A batch ingestion pipeline is most suitable.

![Goals of the Marketing Analyst](./images/ma_goals.png)

---

## ⚙️ Batch Ingestion Patterns: ETL vs ELT

![ETL vs ELT](./images/etl-vs_elt.png)

### 🧪 ETL (Extract → Transform → Load)

- **Extract** raw data from source
- **Transform** it in a staging area
- **Load** the transformed data into a data warehouse

📉 *Potential information loss* during early transformation.

---

### 🧪 ELT (Extract → Load → Transform)

- **Extract** raw data
- **Load** raw data directly into the target destination
- **Transform** inside the target system (e.g., data warehouse)

📦 *All data is captured*, providing more flexibility.

---

## 📈 Advantages of ELT

![Advantages of ELT](./images/adv_elt.png)

1. ✅ **Faster to implement**
2. ⚡ **Data available quickly to end users**
3. 🔄 **Transformations can still be done efficiently**
4. 🔧 **Flexible — transformations can be decided later**

---

## ⚠️ Downsides of ELT

![Disadvantages of ELT](./images/dis_elt.png)

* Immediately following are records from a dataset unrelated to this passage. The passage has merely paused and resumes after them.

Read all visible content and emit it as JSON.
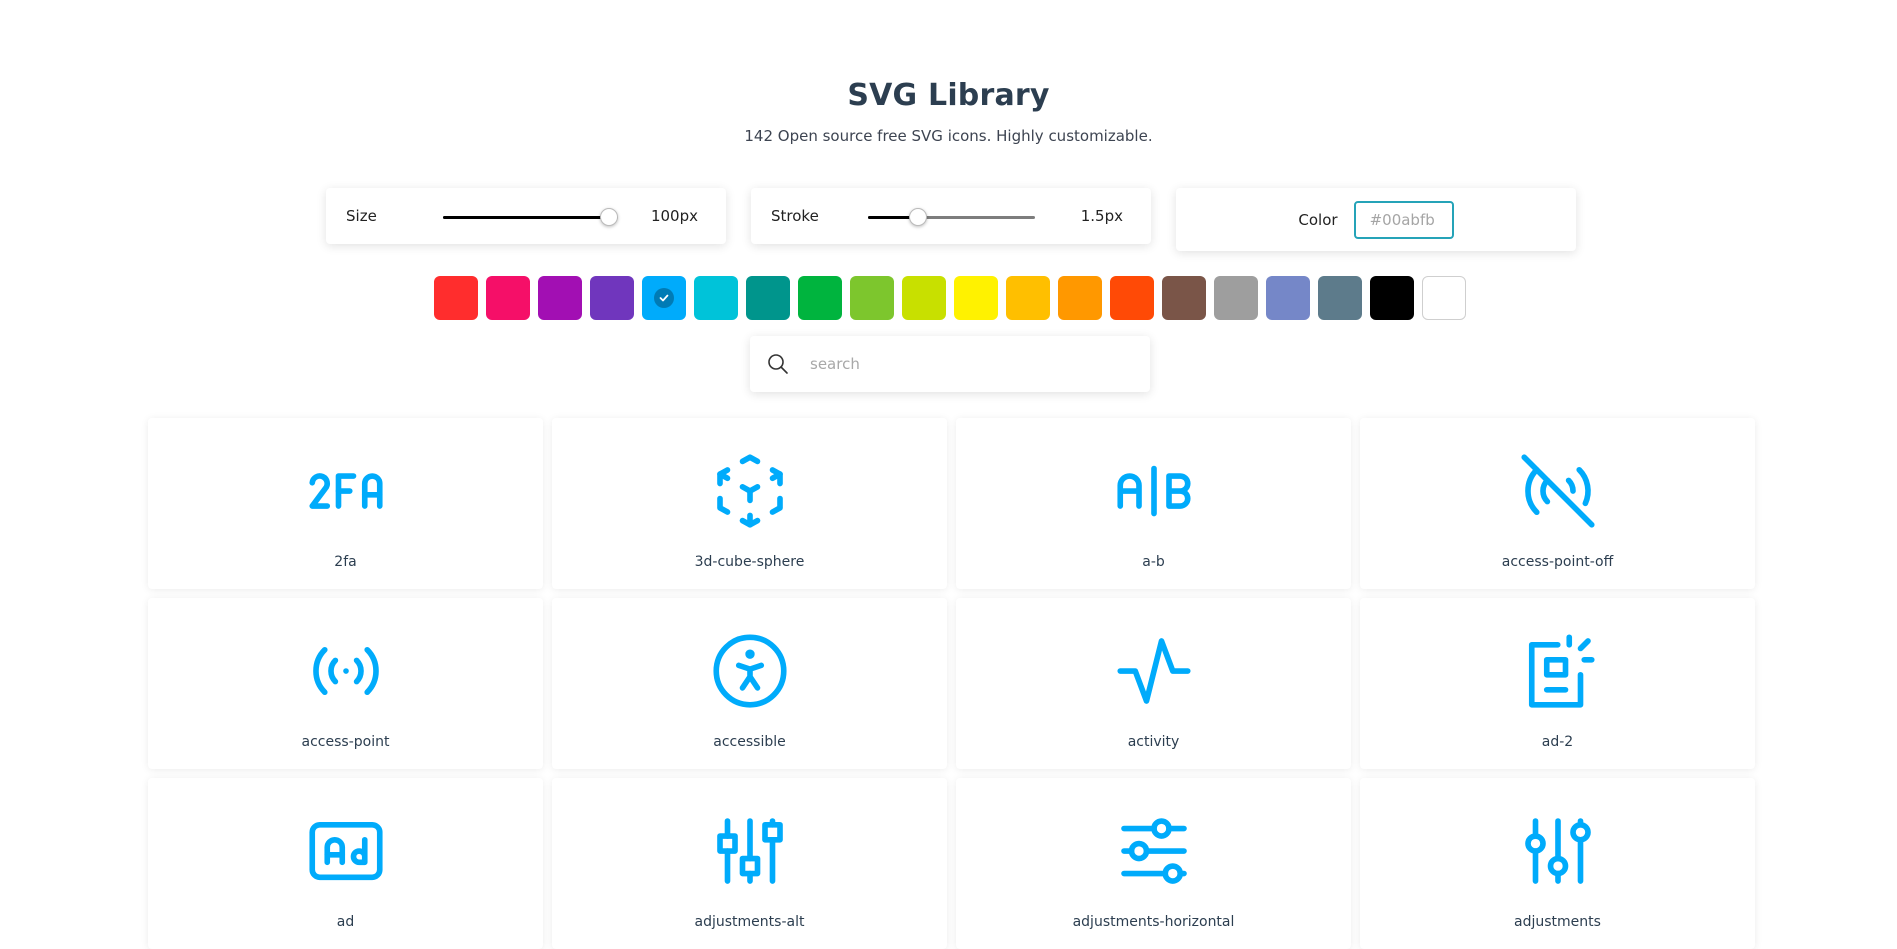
{
  "header": {
    "title": "SVG Library",
    "subtitle": "142 Open source free SVG icons. Highly customizable."
  },
  "controls": {
    "size": {
      "label": "Size",
      "value_label": "100px",
      "level": 0.95
    },
    "stroke": {
      "label": "Stroke",
      "value_label": "1.5px",
      "level": 0.3
    },
    "color": {
      "label": "Color",
      "placeholder": "#00abfb"
    }
  },
  "accent_color": "#00abfb",
  "swatches": [
    {
      "color": "#ff2d2d",
      "name": "red"
    },
    {
      "color": "#f50f68",
      "name": "pink"
    },
    {
      "color": "#a20fb3",
      "name": "purple"
    },
    {
      "color": "#7036bd",
      "name": "deep-purple"
    },
    {
      "color": "#00abfb",
      "name": "light-blue",
      "selected": true
    },
    {
      "color": "#00c3d9",
      "name": "cyan"
    },
    {
      "color": "#00958c",
      "name": "teal"
    },
    {
      "color": "#00b43e",
      "name": "green"
    },
    {
      "color": "#7dc62d",
      "name": "light-green"
    },
    {
      "color": "#c8e000",
      "name": "lime"
    },
    {
      "color": "#fff200",
      "name": "yellow"
    },
    {
      "color": "#ffbf00",
      "name": "amber"
    },
    {
      "color": "#ff9800",
      "name": "orange"
    },
    {
      "color": "#ff4a06",
      "name": "deep-orange"
    },
    {
      "color": "#7a5548",
      "name": "brown"
    },
    {
      "color": "#9e9e9e",
      "name": "grey"
    },
    {
      "color": "#7587c8",
      "name": "indigo-light"
    },
    {
      "color": "#5d7b8b",
      "name": "blue-grey"
    },
    {
      "color": "#000000",
      "name": "black"
    },
    {
      "color": "#ffffff",
      "name": "white"
    }
  ],
  "search": {
    "placeholder": "search"
  },
  "icons": [
    {
      "name": "2fa"
    },
    {
      "name": "3d-cube-sphere"
    },
    {
      "name": "a-b"
    },
    {
      "name": "access-point-off"
    },
    {
      "name": "access-point"
    },
    {
      "name": "accessible"
    },
    {
      "name": "activity"
    },
    {
      "name": "ad-2"
    },
    {
      "name": "ad"
    },
    {
      "name": "adjustments-alt"
    },
    {
      "name": "adjustments-horizontal"
    },
    {
      "name": "adjustments"
    }
  ]
}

- 💥 If not carefully planned, it becomes just an **EL pipeline**
- 🐊 May result in a **Data Swamp**: unorganized, unmanageable, and unusable data
- ❓ *You must ask*: "How will you use the data?"

---

## 👥 Use Case: Conversation with the Marketing Analyst

The marketing analyst wants to explore new patterns from external data (e.g., music listening trends) via exploratory analysis.

Since the transformations required aren't clearly defined upfront, **ELT is the better choice** here.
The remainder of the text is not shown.